Which, in fact, explains some of the extraordinary American unpopularity in Europe these days – if you idolize someone, you resent it deeply when they fall off the pedestal. Jon Stewart said last night that the US team bus was the only one at the World Cup that didn’t have its nationality identified – if he is correct, obviously someone thought it was safer to be anonymous.

Movies. It’s been a long time since I’ve seen a really good movie – The Squid and the Whale, Sideways, Millions, Cinderella Man. When we were in Florida this winter we stumbled into a series of showings of Hayao Miyazaki movies on cable. For those who don’t know them, these are animated films, but hand-drawn, not computer-generated, and mostly not for younger children or children at all.
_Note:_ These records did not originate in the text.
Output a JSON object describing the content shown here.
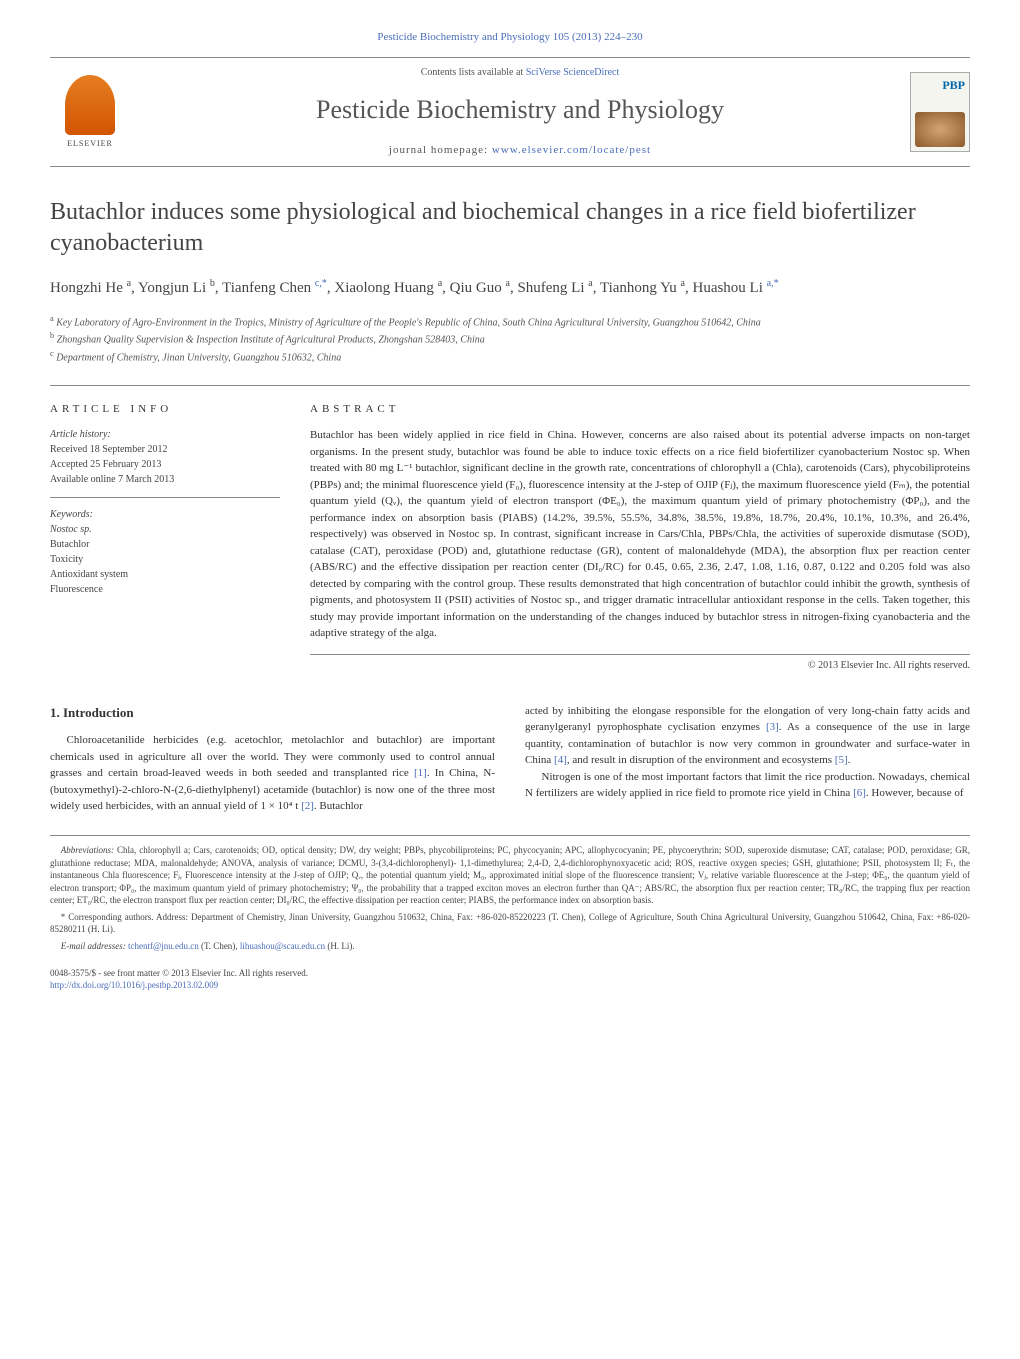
{
  "header": {
    "citation_link": "Pesticide Biochemistry and Physiology 105 (2013) 224–230",
    "contents_available": "Contents lists available at ",
    "sciencedirect": "SciVerse ScienceDirect",
    "journal_title": "Pesticide Biochemistry and Physiology",
    "homepage_label": "journal homepage: ",
    "homepage_url": "www.elsevier.com/locate/pest",
    "elsevier_label": "ELSEVIER",
    "cover_pbp": "PBP"
  },
  "article": {
    "title": "Butachlor induces some physiological and biochemical changes in a rice field biofertilizer cyanobacterium",
    "authors_html": "Hongzhi He <sup>a</sup>, Yongjun Li <sup>b</sup>, Tianfeng Chen <sup class='author-link'>c,*</sup>, Xiaolong Huang <sup>a</sup>, Qiu Guo <sup>a</sup>, Shufeng Li <sup>a</sup>, Tianhong Yu <sup>a</sup>, Huashou Li <sup class='author-link'>a,*</sup>",
    "affil_a": "Key Laboratory of Agro-Environment in the Tropics, Ministry of Agriculture of the People's Republic of China, South China Agricultural University, Guangzhou 510642, China",
    "affil_b": "Zhongshan Quality Supervision & Inspection Institute of Agricultural Products, Zhongshan 528403, China",
    "affil_c": "Department of Chemistry, Jinan University, Guangzhou 510632, China"
  },
  "info": {
    "label": "ARTICLE INFO",
    "history_label": "Article history:",
    "received": "Received 18 September 2012",
    "accepted": "Accepted 25 February 2013",
    "online": "Available online 7 March 2013",
    "keywords_label": "Keywords:",
    "kw1": "Nostoc sp.",
    "kw2": "Butachlor",
    "kw3": "Toxicity",
    "kw4": "Antioxidant system",
    "kw5": "Fluorescence"
  },
  "abstract": {
    "label": "ABSTRACT",
    "text": "Butachlor has been widely applied in rice field in China. However, concerns are also raised about its potential adverse impacts on non-target organisms. In the present study, butachlor was found be able to induce toxic effects on a rice field biofertilizer cyanobacterium Nostoc sp. When treated with 80 mg L⁻¹ butachlor, significant decline in the growth rate, concentrations of chlorophyll a (Chla), carotenoids (Cars), phycobiliproteins (PBPs) and; the minimal fluorescence yield (F₀), fluorescence intensity at the J-step of OJIP (Fⱼ), the maximum fluorescence yield (Fₘ), the potential quantum yield (Qᵥ), the quantum yield of electron transport (ΦE₀), the maximum quantum yield of primary photochemistry (ΦP₀), and the performance index on absorption basis (PIABS) (14.2%, 39.5%, 55.5%, 34.8%, 38.5%, 19.8%, 18.7%, 20.4%, 10.1%, 10.3%, and 26.4%, respectively) was observed in Nostoc sp. In contrast, significant increase in Cars/Chla, PBPs/Chla, the activities of superoxide dismutase (SOD), catalase (CAT), peroxidase (POD) and, glutathione reductase (GR), content of malonaldehyde (MDA), the absorption flux per reaction center (ABS/RC) and the effective dissipation per reaction center (DI₀/RC) for 0.45, 0.65, 2.36, 2.47, 1.08, 1.16, 0.87, 0.122 and 0.205 fold was also detected by comparing with the control group. These results demonstrated that high concentration of butachlor could inhibit the growth, synthesis of pigments, and photosystem II (PSII) activities of Nostoc sp., and trigger dramatic intracellular antioxidant response in the cells. Taken together, this study may provide important information on the understanding of the changes induced by butachlor stress in nitrogen-fixing cyanobacteria and the adaptive strategy of the alga.",
    "copyright": "© 2013 Elsevier Inc. All rights reserved."
  },
  "intro": {
    "heading": "1. Introduction",
    "para1_pre": "Chloroacetanilide herbicides (e.g. acetochlor, metolachlor and butachlor) are important chemicals used in agriculture all over the world. They were commonly used to control annual grasses and certain broad-leaved weeds in both seeded and transplanted rice ",
    "ref1": "[1]",
    "para1_mid": ". In China, N-(butoxymethyl)-2-chloro-N-(2,6-diethylphenyl) acetamide (butachlor) is now one of the three most widely used herbicides, with an annual yield of 1 × 10⁴ t ",
    "ref2": "[2]",
    "para1_end": ". Butachlor",
    "para2_pre": "acted by inhibiting the elongase responsible for the elongation of very long-chain fatty acids and geranylgeranyl pyrophosphate cyclisation enzymes ",
    "ref3": "[3]",
    "para2_mid": ". As a consequence of the use in large quantity, contamination of butachlor is now very common in groundwater and surface-water in China ",
    "ref4": "[4]",
    "para2_mid2": ", and result in disruption of the environment and ecosystems ",
    "ref5": "[5]",
    "para2_end": ".",
    "para3_pre": "Nitrogen is one of the most important factors that limit the rice production. Nowadays, chemical N fertilizers are widely applied in rice field to promote rice yield in China ",
    "ref6": "[6]",
    "para3_end": ". However, because of"
  },
  "footnotes": {
    "abbrev_label": "Abbreviations:",
    "abbrev_text": " Chla, chlorophyll a; Cars, carotenoids; OD, optical density; DW, dry weight; PBPs, phycobiliproteins; PC, phycocyanin; APC, allophycocyanin; PE, phycoerythrin; SOD, superoxide dismutase; CAT, catalase; POD, peroxidase; GR, glutathione reductase; MDA, malonaldehyde; ANOVA, analysis of variance; DCMU, 3-(3,4-dichlorophenyl)- 1,1-dimethylurea; 2,4-D, 2,4-dichlorophynoxyacetic acid; ROS, reactive oxygen species; GSH, glutathione; PSII, photosystem II; Fₜ, the instantaneous Chla fluorescence; Fⱼ, Fluorescence intensity at the J-step of OJIP; Qᵥ, the potential quantum yield; M₀, approximated initial slope of the fluorescence transient; Vⱼ, relative variable fluorescence at the J-step; ΦE₀, the quantum yield of electron transport; ΦP₀, the maximum quantum yield of primary photochemistry; Ψ₀, the probability that a trapped exciton moves an electron further than QA⁻; ABS/RC, the absorption flux per reaction center; TR₀/RC, the trapping flux per reaction center; ET₀/RC, the electron transport flux per reaction center; DI₀/RC, the effective dissipation per reaction center; PIABS, the performance index on absorption basis.",
    "corr_label": "* Corresponding authors.",
    "corr_text": " Address: Department of Chemistry, Jinan University, Guangzhou 510632, China, Fax: +86-020-85220223 (T. Chen), College of Agriculture, South China Agricultural University, Guangzhou 510642, China, Fax: +86-020-85280211 (H. Li).",
    "email_label": "E-mail addresses: ",
    "email1": "tchentf@jnu.edu.cn",
    "email1_name": " (T. Chen), ",
    "email2": "lihuashou@scau.edu.cn",
    "email2_name": " (H. Li)."
  },
  "bottom": {
    "front_matter": "0048-3575/$ - see front matter © 2013 Elsevier Inc. All rights reserved.",
    "doi": "http://dx.doi.org/10.1016/j.pestbp.2013.02.009"
  }
}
They are gorgeous. Literally. We sat there gasping, not at the story (which is often intriguing but rather silly) but at the incredible beauty of what he puts on screen. I had seen only one previously, Spirited Away (thanks to Michael and Ria), which won an Oscar, but now we’ve seen several. If you’ve never seen one before, I recommend starting with My Neighbor Totoro, which is a children’s film, perfectly suitable for anyone of any age, and as beautiful a movie as has ever been made.

“If you show someone something you’ve written, you give them a sharpened stake, lie down in your coffin, and say, ‘When you’re ready.’” – David Mitchell, Black Swan Green (Random House, 2006).